FAO representative in the Gambia, Moshibudi Rampedi, expressed that the survey intends to gather more information on the regular ingesting of selected food vehicle; fruits and vegetables among children (6-59 months) and women of reproductive (15-49 years) in the country.
She explained that, the survey is part of the Food Fortification project which was implemented by FAO to support national efforts in addressing micronutrient deficiencies and improve dietary diversity.
Some of the significant milestones attained by the Food Fortification Project in the Gambia she said, include the Government earning support to establish the necessary regulatory and legal framework for food fortification.
In line with this, the Food Fortification Regulation 2020, which mandates the fortification of wheat flour, rice, edible fats and oils as well as iodized salt, was developed and launched in June 2021 by Her Excellency, the Vice President of the Republic of the Gambia. The Food Safety and Quality Authority is responsible for the enforcement of the regulations to protect the health of the population.’

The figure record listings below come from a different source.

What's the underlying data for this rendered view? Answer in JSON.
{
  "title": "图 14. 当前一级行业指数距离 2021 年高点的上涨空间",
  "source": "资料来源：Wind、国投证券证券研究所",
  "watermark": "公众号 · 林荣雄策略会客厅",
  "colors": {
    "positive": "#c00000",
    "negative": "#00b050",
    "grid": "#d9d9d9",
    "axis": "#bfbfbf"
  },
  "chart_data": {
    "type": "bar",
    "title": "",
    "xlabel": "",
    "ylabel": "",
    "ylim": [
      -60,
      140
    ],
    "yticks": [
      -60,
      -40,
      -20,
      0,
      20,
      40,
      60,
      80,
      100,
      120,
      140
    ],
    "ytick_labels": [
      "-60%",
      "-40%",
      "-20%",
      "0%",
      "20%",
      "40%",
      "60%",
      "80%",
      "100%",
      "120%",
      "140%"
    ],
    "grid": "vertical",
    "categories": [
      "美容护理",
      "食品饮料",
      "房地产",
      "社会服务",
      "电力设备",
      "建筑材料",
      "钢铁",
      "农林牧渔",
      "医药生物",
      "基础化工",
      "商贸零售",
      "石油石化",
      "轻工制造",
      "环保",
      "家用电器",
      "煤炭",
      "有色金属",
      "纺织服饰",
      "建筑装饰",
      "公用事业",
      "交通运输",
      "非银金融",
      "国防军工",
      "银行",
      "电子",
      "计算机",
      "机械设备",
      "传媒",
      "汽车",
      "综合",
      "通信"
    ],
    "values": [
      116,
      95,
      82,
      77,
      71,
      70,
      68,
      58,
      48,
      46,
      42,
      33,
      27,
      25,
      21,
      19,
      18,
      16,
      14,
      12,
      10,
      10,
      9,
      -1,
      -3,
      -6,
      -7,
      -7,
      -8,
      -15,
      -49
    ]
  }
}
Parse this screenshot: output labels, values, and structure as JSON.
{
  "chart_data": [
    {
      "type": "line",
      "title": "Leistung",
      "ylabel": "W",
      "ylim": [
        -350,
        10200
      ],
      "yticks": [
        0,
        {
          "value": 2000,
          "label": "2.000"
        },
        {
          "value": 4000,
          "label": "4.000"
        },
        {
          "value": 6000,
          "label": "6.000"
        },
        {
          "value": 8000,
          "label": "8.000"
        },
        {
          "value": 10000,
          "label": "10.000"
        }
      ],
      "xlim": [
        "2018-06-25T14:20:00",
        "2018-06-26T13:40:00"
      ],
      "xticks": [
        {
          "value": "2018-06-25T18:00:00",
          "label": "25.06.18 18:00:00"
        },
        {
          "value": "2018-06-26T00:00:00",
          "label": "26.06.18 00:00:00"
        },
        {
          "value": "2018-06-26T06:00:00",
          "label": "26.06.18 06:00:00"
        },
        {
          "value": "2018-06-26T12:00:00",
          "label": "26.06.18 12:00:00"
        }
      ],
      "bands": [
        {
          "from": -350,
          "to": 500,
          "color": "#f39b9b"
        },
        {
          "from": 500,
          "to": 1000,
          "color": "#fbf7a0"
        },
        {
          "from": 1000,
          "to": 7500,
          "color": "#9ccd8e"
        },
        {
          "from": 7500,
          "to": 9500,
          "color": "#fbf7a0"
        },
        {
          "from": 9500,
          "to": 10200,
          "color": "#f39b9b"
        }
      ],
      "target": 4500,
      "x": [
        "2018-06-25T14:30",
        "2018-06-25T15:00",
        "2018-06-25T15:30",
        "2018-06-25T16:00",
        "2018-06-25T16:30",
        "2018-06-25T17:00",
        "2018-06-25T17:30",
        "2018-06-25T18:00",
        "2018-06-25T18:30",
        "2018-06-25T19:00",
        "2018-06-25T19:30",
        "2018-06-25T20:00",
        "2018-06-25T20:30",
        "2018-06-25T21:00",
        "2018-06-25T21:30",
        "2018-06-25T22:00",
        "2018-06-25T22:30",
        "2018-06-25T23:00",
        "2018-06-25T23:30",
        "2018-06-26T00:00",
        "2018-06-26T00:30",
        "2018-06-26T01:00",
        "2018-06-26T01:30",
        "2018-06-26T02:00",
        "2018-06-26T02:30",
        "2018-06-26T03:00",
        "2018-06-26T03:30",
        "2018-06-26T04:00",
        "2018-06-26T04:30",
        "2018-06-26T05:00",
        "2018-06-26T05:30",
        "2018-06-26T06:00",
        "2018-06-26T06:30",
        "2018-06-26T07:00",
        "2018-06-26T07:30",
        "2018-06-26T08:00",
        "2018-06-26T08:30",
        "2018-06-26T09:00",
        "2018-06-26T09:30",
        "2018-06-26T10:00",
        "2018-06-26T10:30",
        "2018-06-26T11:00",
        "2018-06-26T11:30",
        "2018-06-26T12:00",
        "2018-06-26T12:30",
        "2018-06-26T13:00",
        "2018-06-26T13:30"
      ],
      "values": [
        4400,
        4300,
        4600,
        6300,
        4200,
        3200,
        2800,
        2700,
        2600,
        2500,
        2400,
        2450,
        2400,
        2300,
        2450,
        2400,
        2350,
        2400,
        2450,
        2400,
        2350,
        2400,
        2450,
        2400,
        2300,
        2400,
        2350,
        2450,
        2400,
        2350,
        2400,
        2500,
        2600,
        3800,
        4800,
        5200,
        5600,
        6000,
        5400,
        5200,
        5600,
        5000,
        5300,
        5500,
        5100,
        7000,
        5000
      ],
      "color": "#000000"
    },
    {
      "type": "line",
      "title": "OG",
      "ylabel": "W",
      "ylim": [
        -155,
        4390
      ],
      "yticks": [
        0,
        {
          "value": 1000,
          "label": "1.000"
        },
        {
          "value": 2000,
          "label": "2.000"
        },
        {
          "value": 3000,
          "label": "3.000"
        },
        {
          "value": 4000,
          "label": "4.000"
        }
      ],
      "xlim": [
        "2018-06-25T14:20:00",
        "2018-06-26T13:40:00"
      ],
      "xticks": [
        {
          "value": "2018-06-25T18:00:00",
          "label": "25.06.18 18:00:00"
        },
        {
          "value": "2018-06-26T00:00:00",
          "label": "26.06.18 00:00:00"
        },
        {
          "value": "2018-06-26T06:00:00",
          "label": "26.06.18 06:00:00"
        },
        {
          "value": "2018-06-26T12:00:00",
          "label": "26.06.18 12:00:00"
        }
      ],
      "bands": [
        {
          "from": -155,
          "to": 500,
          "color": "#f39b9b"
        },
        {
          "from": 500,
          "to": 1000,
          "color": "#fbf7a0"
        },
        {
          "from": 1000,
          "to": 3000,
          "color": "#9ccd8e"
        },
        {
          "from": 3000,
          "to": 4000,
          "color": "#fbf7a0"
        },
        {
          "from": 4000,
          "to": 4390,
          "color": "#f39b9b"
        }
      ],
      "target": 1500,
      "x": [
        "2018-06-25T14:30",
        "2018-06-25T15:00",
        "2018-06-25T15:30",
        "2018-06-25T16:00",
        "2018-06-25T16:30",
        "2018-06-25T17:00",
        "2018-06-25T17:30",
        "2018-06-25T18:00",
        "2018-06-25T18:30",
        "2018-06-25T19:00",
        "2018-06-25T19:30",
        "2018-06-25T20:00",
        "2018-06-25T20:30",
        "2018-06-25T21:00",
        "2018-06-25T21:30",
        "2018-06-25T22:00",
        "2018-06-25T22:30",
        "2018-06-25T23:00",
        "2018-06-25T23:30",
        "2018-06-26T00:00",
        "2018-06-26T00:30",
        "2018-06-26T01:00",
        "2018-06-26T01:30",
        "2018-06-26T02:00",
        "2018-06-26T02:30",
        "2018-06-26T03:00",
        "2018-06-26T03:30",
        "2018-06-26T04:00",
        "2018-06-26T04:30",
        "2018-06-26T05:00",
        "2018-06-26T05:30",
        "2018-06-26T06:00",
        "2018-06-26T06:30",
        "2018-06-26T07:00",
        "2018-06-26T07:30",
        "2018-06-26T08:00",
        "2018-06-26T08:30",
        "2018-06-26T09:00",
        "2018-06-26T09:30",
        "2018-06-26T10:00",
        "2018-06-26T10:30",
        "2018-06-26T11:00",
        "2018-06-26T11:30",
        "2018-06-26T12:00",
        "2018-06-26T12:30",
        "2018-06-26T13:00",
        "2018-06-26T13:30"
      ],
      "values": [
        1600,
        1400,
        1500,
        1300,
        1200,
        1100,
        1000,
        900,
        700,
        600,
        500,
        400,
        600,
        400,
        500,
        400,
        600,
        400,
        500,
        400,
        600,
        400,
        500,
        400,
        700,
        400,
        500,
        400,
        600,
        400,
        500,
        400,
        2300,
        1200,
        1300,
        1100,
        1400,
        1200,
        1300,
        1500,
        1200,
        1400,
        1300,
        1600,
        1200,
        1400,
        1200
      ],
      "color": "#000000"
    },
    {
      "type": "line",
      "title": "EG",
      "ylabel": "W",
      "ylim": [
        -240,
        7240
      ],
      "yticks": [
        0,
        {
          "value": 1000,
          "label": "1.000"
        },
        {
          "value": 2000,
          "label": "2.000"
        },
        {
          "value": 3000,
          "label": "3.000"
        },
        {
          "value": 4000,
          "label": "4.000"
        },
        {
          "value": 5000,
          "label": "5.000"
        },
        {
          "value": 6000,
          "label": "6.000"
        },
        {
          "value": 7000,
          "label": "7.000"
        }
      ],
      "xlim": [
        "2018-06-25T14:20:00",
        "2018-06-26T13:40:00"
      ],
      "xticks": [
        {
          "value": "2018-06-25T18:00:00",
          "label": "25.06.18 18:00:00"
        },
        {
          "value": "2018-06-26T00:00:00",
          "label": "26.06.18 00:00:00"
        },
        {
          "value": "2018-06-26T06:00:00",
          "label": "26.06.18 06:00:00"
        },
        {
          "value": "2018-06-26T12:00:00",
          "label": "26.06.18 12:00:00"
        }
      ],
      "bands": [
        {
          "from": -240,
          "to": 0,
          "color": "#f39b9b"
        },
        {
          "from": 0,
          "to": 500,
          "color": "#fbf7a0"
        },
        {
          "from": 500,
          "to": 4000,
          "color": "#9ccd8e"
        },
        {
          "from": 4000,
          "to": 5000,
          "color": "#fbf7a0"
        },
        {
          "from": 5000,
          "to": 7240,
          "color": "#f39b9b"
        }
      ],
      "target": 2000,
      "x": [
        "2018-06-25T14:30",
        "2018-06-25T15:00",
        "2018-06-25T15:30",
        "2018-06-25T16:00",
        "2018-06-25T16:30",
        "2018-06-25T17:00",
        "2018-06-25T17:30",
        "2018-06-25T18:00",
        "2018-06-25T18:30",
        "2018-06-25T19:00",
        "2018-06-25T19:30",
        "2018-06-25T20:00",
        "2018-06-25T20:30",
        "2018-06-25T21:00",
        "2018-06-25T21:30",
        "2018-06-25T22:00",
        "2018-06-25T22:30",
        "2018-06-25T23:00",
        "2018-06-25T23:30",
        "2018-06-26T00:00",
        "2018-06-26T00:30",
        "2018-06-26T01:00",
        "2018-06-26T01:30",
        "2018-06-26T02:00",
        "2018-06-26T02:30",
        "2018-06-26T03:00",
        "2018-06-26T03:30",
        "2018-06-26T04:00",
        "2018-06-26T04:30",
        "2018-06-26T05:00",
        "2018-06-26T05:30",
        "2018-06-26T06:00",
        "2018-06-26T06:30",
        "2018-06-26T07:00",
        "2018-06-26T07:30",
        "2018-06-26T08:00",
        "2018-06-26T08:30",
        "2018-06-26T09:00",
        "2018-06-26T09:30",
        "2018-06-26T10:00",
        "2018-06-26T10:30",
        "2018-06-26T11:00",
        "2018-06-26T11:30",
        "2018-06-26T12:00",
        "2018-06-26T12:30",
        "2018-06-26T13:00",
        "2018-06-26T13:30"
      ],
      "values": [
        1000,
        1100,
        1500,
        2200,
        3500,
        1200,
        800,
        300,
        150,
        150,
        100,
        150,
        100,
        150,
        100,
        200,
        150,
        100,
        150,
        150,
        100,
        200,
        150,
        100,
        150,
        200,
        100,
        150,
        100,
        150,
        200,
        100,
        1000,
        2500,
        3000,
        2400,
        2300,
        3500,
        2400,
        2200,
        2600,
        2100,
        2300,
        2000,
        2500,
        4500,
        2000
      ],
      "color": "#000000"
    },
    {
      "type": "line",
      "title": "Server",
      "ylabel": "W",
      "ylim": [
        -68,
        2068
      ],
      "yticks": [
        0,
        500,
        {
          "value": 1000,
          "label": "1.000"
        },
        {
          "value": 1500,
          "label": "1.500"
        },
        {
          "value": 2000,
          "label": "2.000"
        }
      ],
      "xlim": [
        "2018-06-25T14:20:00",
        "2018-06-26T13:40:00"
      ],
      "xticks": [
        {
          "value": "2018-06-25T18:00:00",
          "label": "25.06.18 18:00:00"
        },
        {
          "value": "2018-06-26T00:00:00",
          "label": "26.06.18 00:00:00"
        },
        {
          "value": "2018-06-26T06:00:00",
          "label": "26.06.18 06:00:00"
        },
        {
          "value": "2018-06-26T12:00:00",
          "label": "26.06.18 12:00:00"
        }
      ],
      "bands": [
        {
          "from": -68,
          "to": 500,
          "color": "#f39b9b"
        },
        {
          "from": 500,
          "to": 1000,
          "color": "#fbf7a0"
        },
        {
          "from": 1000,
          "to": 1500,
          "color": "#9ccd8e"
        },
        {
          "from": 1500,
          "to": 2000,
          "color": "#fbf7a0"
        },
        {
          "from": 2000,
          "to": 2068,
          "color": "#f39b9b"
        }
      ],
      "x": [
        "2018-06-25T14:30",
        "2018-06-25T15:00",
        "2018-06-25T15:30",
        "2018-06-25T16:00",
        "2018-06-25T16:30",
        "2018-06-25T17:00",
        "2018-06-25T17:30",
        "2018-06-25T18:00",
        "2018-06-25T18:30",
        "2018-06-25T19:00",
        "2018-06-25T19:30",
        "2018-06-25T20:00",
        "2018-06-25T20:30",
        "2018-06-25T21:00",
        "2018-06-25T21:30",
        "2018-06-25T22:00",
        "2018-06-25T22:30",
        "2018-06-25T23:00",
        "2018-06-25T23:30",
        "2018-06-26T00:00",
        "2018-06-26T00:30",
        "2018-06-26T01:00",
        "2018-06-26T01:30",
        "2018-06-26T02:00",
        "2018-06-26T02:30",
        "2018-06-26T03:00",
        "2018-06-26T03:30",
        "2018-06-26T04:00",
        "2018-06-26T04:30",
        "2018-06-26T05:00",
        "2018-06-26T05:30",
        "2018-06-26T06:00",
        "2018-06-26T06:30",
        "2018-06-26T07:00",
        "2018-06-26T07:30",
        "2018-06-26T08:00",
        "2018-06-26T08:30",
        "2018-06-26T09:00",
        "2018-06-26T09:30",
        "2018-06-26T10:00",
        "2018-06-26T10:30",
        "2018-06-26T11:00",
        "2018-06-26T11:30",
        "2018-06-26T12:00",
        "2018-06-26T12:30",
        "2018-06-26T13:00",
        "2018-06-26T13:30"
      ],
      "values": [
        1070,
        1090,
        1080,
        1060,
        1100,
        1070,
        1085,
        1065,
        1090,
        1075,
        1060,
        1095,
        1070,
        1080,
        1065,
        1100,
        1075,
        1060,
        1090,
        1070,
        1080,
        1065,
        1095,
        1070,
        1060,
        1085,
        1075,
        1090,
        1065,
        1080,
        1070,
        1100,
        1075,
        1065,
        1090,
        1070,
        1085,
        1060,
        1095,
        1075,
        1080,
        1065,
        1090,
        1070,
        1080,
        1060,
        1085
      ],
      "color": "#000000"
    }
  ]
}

It also supports the agenda to transform and make agriculture nutrition sensitive in line with Agenda 2030. ‘A number of crops that include bio-fortified maize, Orange Flesh Sweet Potato, and iron rich cowpea crop varieties were developed and successfully piloted through support to household beneficiaries in CRR-N, CRR-S, and NBR. This was made possible through collaboration with the National Agricultural Research Institute (NARI) and the Department of Agriculture. Subsequently, five varieties of Orange Flesh Sweet Potato and one Pro-Vitamin A maize variety, all of which are rich in vitamin A, have been registered in the National Seed Catalogue and will be certified by the National Seed Secretariat,” she explained.
Dr. Amat Bah, the executive director of the National Nutrition Agency (NaNA) said the government accepted food fortification and bio fortification as a way of confirming that Gambians get clear access consume foods rich in micronutrients.
He expressed that the country is facing a double burden of malnutrition where undernutrition including micro nutrition and over-nutrition co-exist.
“NaNA and partners have instituted a series of interventions to the high level of malnutrition. Some of the interventions are geared towards the treatment and prevention of micronutrient malnutrition.”